The Duke of Cambridge and Prince Harry are still living with the devastating emotional impact of their mother's death.
The royal brothers chose the 20th anniversary year of the car crash that killed Diana, Princess of Wales to begin talking candidly about how they are still grieving.
The backdrop to the year has been William, Kate and Harry's mental health campaign, Heads Together, which has encouraged people to speak about their problems or be a sympathetic ear for others in need.
And it appears they have followed their own advice and talked openly about losing a parent and the psychological issues that can follow.
William was 15 years old and Harry just 12 when their mother Diana, 36, her lover Dodi Fayed, 42, and their chauffeur Henri Paul were killed when their Mercedes crashed in the Pont de l'Alma tunnel in Paris on August 31 1997.
Days later images of the young princes walking behind the horse-drawn gun carriage transporting their mother's coffin through the streets of London were etched in the public's memory.
But the Duke and Prince appear to have dealt very differently with the emotional fallout following their bereavement, with William seemingly coping better with his feelings of "anger" while younger sibling Harry admitting to receiving professional help.
In an interview with Newsweek magazine, Harry voiced his disapproval at having to walk behind Diana's funeral cortege watched by thousands with his older brother, his father the Prince of Wales, grandfather Duke of Edinburgh and his uncle Earl Spencer.
Harry said: "I don't think any child should be asked to do that, under any circumstances. I don't think it would happen today."
Diana's brother Charles, Earl Spencer, has claimed he was "lied to'' about the desire of William and Harry to walk behind their mother's coffin.
In a BBC interview he said he raised objections with royal officials before being told his nephews wanted to do it, adding he later realised this was not the case.
He described the experience as the "most horrifying half hour of my life'' but said he believed it was a "million times worse'' for Diana's sons.
Harry revealed the true extent of his problems in an interview with the Telegraph describing how he sought counselling after two years of "total chaos'' having spent nearly 20 years "not thinking'' about the death of his mother.
The Prince said he stuck his "head in the sand" and refused to think about his mother because that would not bring her back.
"And then (I) started to have a few conversations and actually all of a sudden, all of this grief that I have never processed started to come to the forefront and I was like, there is actually a lot of stuff here that I need to deal with," he said.
He sought help after his older brother said he needed to deal with his feelings.
In the long run William, who is three years older than Harry, coped better with the loss although at the time he said he felt "very angry" and found it very difficult to talk about his mother's death.

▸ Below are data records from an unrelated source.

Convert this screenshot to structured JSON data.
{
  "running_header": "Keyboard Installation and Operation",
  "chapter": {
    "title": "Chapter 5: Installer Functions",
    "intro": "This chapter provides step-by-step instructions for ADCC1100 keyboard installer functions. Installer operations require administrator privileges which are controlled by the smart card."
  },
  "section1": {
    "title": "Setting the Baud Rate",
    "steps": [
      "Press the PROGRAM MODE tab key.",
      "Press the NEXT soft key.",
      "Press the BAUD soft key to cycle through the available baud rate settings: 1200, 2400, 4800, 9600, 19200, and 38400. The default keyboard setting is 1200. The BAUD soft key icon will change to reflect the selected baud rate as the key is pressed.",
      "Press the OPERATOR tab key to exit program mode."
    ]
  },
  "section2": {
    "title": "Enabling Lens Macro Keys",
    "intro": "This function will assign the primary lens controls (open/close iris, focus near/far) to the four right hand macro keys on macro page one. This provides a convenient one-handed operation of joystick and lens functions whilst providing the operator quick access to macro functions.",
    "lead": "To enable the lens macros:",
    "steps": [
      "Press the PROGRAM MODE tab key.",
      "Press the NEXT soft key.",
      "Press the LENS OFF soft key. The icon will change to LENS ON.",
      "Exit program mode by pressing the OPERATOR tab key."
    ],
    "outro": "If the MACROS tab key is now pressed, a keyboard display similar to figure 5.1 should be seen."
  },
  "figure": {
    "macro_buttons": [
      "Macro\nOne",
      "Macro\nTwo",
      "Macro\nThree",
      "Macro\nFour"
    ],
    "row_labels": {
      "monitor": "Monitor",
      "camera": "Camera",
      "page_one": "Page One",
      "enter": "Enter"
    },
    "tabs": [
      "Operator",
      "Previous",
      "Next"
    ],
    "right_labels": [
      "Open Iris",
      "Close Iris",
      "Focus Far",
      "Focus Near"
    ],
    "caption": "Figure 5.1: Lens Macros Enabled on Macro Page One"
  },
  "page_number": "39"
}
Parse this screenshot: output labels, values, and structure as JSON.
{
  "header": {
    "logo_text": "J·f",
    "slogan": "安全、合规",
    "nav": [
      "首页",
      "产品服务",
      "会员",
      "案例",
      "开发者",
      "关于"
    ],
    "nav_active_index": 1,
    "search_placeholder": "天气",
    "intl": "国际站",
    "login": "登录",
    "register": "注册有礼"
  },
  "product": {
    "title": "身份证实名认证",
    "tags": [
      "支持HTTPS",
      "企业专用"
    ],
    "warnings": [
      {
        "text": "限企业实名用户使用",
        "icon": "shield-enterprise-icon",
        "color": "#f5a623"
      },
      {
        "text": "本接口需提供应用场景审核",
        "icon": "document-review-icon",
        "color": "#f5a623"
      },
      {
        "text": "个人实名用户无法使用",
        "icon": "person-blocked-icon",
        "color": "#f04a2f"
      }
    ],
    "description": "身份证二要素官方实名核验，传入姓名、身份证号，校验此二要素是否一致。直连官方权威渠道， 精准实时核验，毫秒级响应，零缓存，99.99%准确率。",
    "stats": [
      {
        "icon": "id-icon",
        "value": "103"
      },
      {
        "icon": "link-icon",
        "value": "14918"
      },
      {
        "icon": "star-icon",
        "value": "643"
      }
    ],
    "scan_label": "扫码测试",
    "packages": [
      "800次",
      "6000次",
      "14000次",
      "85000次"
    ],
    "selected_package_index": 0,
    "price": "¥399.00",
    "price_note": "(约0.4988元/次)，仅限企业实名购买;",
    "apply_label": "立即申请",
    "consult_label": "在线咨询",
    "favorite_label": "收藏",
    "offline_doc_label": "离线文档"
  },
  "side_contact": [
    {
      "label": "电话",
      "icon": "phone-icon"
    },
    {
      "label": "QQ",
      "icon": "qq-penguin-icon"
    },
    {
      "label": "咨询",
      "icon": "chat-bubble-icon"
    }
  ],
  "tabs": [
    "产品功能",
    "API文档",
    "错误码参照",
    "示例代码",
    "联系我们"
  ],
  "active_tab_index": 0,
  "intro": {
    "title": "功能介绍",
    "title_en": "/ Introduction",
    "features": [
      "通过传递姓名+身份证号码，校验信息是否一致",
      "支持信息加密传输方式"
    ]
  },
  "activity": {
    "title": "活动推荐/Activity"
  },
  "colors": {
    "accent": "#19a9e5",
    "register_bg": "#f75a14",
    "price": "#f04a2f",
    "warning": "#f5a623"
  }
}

His job may have helped him deal with his emotions as for much of his working life he has been called to the aftermath of traumatic incidents as an RAF search and rescue helicopter pilot or an air ambulance flyer.
Crews are likely to have been encouraged to debrief and talk about their experiences and feelings as a way of coping with the things they have seen.
The Duke told Tony Blair's former spin doctor Alastair Campbell, in a GQ magazine interview, the closest he got to mental health issues was the "trauma I suffered when I lost my mother".
He went on to say "I still haven't necessarily dealt with that grief as well as I could have done over the years", but had talked to family, friends and those around him he could trust.
Unlike brother Harry who has admitted to seeing, as the Telegraph interviewer put it, a "shrink", William said: "...on grief, I find talking about my mother and keeping her memory alive very important.
"I find it therapeutic to talk about her, and to talk about how I feel."